I decided to take a look on the boundary path of the reserve that runs alongside the heather meadow, often a favourite haunt of Southern and Brown Hawker dragonflies. I didn't see any but I did spot a Common Lizard climbing up a small Gorse bush and managed a couple of quick shots before it realised I was there and quickly disappeared back into the base of the bush.
The path between the two lakes saw good numbers of Common and Blue-tailed damselflies, a couple of Emerald damselflies and a Southern Hawker dragonfly. None presented any photo opportunities though. The small meadow in front of the duck hide saw more Emeralds and a few Meadow Brown and Ringlet butterflies.
I continued to the path that turns sharp right towards the wader hide, here sat on one of the way marker posts was a Common Lizard. However it soon scuttled off into the long grass and despite me waiting a good fifteen minutes never showed again. As I continued up the path towards the wader hide a movement at the base of a fence post caught my eye. It was another Common Lizard. I very cautiously moved closer to get a photograph and to my surprise this one seemed to totally ignore me.
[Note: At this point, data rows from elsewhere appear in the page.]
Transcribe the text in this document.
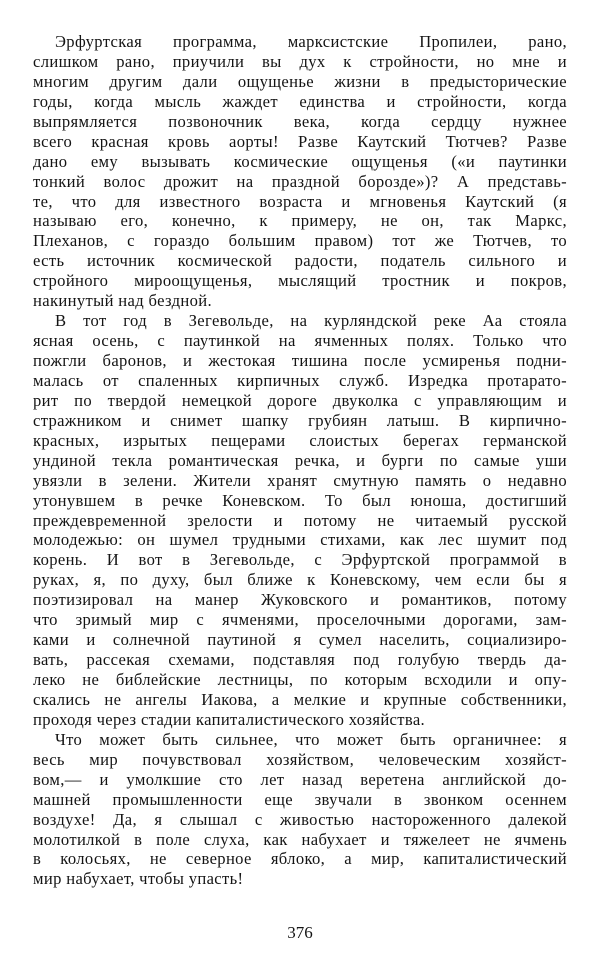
Эрфуртская программа, марксистские Пропилеи, рано,
слишком рано, приучили вы дух к стройности, но мне и
многим другим дали ощущенье жизни в предысторические
годы, когда мысль жаждет единства и стройности, когда
выпрямляется позвоночник века, когда сердцу нужнее
всего красная кровь аорты! Разве Каутский Тютчев? Разве
дано ему вызывать космические ощущенья («и паутинки
тонкий волос дрожит на праздной борозде»)? А представь-
те, что для известного возраста и мгновенья Каутский (я
называю его, конечно, к примеру, не он, так Маркс,
Плеханов, с гораздо большим правом) тот же Тютчев, то
есть источник космической радости, податель сильного и
стройного мироощущенья, мыслящий тростник и покров,
накинутый над бездной.
В тот год в Зегевольде, на курляндской реке Аа стояла
ясная осень, с паутинкой на ячменных полях. Только что
пожгли баронов, и жестокая тишина после усмиренья подни-
малась от спаленных кирпичных служб. Изредка протарато-
рит по твердой немецкой дороге двуколка с управляющим и
стражником и снимет шапку грубиян латыш. В кирпично-
красных, изрытых пещерами слоистых берегах германской
ундиной текла романтическая речка, и бурги по самые уши
увязли в зелени. Жители хранят смутную память о недавно
утонувшем в речке Коневском. То был юноша, достигший
преждевременной зрелости и потому не читаемый русской
молодежью: он шумел трудными стихами, как лес шумит под
корень. И вот в Зегевольде, с Эрфуртской программой в
руках, я, по духу, был ближе к Коневскому, чем если бы я
поэтизировал на манер Жуковского и романтиков, потому
что зримый мир с ячменями, проселочными дорогами, зам-
ками и солнечной паутиной я сумел населить, социализиро-
вать, рассекая схемами, подставляя под голубую твердь да-
леко не библейские лестницы, по которым всходили и опу-
скались не ангелы Иакова, а мелкие и крупные собственники,
проходя через стадии капиталистического хозяйства.
Что может быть сильнее, что может быть органичнее: я
весь мир почувствовал хозяйством, человеческим хозяйст-
вом,— и умолкшие сто лет назад веретена английской до-
машней промышленности еще звучали в звонком осеннем
воздухе! Да, я слышал с живостью настороженного далекой
молотилкой в поле слуха, как набухает и тяжелеет не ячмень
в колосьях, не северное яблоко, а мир, капиталистический
мир набухает, чтобы упасть!
376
It began walking along one of the bracing posts to the main fence post giving me superb views and photographic opportunities. I said in a previous post that I didn't know how people managed to get photographs of these great little reptiles, well, you just get lucky some days.
I spent a good half hour observing and photographing this Lizard. I was joined by Steve who informed me it was a female. Steve also got photographs as well. One of the best half hours I have spent at Messingham in a long while. They really are super little reptiles.
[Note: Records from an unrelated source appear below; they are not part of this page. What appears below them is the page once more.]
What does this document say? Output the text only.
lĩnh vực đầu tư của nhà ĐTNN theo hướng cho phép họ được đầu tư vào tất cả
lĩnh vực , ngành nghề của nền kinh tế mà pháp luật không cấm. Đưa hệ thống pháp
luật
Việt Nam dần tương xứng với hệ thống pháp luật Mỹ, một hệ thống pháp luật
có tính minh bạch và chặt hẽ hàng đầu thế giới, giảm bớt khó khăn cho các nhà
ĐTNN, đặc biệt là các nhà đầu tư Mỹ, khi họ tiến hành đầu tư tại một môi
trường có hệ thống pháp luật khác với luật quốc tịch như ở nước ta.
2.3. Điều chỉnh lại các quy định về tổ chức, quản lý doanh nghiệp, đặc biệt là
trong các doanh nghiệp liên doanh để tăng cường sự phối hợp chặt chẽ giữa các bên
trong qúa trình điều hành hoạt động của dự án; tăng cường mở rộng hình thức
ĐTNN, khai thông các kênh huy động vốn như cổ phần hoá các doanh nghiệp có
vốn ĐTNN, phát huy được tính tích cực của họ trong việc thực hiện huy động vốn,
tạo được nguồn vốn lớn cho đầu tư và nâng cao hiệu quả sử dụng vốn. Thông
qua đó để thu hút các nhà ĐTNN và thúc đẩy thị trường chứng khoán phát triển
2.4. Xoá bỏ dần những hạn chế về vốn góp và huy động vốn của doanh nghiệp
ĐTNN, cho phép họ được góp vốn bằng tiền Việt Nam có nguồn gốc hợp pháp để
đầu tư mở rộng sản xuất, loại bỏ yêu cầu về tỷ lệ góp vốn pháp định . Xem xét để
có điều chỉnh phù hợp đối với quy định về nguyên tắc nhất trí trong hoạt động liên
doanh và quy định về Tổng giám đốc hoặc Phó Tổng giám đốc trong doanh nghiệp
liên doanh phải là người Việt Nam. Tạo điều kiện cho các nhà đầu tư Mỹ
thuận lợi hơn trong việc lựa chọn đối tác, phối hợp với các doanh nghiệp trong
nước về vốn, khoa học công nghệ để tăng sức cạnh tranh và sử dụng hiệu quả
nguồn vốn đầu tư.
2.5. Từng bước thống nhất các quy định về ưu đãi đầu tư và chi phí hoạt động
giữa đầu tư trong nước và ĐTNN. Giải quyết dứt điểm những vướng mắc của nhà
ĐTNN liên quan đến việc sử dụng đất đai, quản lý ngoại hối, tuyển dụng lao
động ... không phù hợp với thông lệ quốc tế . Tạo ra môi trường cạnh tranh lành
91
Time was getting on and I didn't want to be to late home as I had some other business to attend to so I began to make my way back to the car. In the heather meadow I managed to photograph a Common Darter, my first of the season. Steve joined me in the meadow and as I was about to leave the meadow Steve called me over. Steve had found a lovely little Forest bug in a nice position to photograph. Thanks for that one Steve.
By now I was running late so had to quickly make my way back to the car forcing myself not to stop at anything that I might see. My local patch had once again come up with the goods even on a not too good a day weather wise. I was well pleased with the images I got today especially as they were all hand held with the Canon 100mm lens. I finish this post with a portrait of the super little Lizard.